Mon, 02/11/2020 - 10:30
aleppo_image

Location: 

Zoom Meeting

Lecturer: 

Dr. Clara Wenz

Global perception of the Syrian war has been dominated by a mass-proliferation of media images. While these images became emblematic of the brutal ruination of a country and its people, their failure to provoke collective mobilisation on an international level generated new and bitter reckonings with the ethics of war’s visual representation; its impact (or lack thereof) on public action; the fetishization and commodification of violence; and the overall relation between truth, image and politics.

My paper contributes to this debate by addressing one of the last “iconic” photographs that emerged from war-raged Aleppo in March 2017, shortly after the city was re-taken by the Syrian regime. Captioned as The Music over the Ruins of Aleppo and praised by global media outlets as “counterimage” to previous depictions of violence, the photograph depicted an elderly man who, sitting in his war-ravaged bedroom, appeared immersed in the sounds of an old gramophone.

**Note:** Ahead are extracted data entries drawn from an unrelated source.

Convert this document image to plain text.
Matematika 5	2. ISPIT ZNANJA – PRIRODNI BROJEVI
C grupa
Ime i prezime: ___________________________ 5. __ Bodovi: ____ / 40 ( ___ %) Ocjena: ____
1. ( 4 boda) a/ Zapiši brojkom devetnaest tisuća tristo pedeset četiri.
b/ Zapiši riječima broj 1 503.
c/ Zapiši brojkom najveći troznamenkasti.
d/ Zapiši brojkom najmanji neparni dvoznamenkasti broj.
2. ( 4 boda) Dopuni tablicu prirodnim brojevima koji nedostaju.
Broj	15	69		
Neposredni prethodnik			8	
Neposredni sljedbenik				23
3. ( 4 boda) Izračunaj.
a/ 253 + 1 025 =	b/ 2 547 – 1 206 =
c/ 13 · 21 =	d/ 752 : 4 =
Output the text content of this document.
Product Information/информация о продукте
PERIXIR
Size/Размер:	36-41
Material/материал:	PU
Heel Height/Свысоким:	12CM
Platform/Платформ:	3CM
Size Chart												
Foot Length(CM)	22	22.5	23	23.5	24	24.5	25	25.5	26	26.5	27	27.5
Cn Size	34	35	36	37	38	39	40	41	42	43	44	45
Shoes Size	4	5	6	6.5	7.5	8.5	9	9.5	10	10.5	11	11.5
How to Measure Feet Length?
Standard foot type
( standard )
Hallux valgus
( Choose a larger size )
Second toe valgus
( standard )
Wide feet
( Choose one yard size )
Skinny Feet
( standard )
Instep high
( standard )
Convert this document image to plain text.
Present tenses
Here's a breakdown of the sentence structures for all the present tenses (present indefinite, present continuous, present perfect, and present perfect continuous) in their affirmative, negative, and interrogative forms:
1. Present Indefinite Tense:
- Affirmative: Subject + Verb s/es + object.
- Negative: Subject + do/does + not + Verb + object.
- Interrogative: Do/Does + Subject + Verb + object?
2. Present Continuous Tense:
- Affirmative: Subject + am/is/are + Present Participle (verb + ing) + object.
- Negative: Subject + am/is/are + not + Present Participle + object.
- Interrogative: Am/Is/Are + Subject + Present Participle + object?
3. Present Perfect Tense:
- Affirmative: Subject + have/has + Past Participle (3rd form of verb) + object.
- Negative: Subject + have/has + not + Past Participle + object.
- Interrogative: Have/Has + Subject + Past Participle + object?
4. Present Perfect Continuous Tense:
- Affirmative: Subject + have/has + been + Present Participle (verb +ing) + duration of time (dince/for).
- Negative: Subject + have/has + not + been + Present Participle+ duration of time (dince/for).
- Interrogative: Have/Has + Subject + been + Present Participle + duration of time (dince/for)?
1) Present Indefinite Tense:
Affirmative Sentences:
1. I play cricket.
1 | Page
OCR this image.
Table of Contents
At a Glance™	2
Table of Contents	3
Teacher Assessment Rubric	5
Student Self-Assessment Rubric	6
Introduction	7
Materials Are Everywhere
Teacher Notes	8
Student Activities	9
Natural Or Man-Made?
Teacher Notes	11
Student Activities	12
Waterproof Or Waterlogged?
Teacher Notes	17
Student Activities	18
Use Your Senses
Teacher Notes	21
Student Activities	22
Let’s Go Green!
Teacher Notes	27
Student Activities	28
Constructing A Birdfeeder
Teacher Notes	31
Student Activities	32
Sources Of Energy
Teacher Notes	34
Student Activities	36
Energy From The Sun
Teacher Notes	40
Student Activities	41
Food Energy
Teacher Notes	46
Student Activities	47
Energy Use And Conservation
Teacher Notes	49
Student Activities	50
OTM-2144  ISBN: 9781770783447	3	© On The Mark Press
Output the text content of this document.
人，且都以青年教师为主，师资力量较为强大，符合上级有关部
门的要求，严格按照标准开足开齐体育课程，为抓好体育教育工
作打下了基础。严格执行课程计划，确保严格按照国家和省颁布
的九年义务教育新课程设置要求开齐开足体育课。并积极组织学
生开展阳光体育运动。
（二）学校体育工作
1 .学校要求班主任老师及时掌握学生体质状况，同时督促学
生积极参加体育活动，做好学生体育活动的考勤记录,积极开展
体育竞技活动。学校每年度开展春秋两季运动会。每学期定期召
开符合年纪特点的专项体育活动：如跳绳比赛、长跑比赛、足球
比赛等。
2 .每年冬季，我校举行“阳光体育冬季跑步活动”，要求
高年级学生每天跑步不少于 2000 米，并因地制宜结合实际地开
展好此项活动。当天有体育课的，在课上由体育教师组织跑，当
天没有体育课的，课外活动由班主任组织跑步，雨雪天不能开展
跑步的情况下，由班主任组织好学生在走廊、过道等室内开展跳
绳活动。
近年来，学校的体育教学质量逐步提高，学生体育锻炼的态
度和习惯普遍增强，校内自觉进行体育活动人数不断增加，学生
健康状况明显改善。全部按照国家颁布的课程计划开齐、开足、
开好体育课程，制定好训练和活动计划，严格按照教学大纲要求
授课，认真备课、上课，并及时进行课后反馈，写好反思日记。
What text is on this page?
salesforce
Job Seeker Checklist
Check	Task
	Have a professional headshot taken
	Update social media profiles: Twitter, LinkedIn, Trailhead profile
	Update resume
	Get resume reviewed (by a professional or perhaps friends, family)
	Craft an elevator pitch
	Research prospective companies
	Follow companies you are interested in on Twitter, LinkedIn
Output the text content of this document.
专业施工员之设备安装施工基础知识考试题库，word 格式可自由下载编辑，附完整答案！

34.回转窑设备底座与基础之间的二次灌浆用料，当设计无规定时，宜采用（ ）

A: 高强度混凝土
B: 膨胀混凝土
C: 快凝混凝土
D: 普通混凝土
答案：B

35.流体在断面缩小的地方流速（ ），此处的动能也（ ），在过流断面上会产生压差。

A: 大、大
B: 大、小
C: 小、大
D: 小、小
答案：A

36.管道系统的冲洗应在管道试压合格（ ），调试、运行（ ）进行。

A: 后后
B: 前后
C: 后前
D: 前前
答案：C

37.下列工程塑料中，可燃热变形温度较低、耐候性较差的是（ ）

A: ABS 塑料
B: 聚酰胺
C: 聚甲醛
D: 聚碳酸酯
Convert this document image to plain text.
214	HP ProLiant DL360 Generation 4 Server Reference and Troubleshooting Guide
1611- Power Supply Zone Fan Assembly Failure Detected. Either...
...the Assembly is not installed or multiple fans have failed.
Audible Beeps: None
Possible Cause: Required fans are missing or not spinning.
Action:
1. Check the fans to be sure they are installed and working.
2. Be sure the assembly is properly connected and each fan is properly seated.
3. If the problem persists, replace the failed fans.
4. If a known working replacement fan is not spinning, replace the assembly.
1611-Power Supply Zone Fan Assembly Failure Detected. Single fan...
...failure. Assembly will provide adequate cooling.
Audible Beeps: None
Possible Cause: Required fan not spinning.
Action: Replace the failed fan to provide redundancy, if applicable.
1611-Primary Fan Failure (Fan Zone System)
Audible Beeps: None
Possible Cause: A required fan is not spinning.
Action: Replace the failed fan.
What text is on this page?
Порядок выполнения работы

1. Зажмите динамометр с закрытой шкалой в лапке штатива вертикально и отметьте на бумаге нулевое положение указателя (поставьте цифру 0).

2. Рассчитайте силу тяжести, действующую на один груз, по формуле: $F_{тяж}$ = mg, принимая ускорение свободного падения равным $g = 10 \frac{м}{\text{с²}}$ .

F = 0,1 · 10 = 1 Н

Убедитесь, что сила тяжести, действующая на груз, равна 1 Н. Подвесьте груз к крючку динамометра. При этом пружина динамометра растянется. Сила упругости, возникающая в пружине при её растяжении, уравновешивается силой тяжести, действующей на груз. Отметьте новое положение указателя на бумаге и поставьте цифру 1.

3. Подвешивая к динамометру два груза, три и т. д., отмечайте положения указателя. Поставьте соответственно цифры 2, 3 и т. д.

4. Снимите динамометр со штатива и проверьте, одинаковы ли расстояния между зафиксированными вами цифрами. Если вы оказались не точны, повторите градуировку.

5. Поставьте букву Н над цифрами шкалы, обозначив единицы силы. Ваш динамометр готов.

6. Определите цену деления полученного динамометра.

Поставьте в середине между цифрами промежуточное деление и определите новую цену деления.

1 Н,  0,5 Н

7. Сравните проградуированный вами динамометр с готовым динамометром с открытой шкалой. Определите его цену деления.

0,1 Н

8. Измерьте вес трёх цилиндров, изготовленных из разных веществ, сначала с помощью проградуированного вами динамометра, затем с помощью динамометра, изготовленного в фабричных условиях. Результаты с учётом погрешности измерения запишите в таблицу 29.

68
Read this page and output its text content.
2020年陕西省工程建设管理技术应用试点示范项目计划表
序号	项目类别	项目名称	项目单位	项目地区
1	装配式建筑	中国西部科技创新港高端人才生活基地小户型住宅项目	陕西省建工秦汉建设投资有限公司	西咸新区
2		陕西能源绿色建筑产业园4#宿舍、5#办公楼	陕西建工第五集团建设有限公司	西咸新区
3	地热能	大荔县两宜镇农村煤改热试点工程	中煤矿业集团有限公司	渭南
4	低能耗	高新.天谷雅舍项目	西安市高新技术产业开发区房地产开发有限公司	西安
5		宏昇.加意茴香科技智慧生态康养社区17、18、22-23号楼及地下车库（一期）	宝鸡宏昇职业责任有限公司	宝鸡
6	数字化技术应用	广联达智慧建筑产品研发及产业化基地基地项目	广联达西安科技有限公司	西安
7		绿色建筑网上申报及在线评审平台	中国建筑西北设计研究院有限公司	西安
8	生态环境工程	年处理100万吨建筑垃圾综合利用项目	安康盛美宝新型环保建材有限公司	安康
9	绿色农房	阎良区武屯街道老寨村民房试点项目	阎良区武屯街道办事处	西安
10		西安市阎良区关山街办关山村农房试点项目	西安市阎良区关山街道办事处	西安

Animated by the works of Susan Sontag, Judith Butler and Ariella Azoulay, this paper proposes a prolonged mode of looking, one that is sceptical of the universal claims that underpin our belief in the iconic power of images. By filling the image with the songs, stories, and personal histories of some of Aleppo’s displaced residents, it aims to provide a locally and historically contextualised understanding of what it may mean to listen to music in and from Aleppo, during and after war.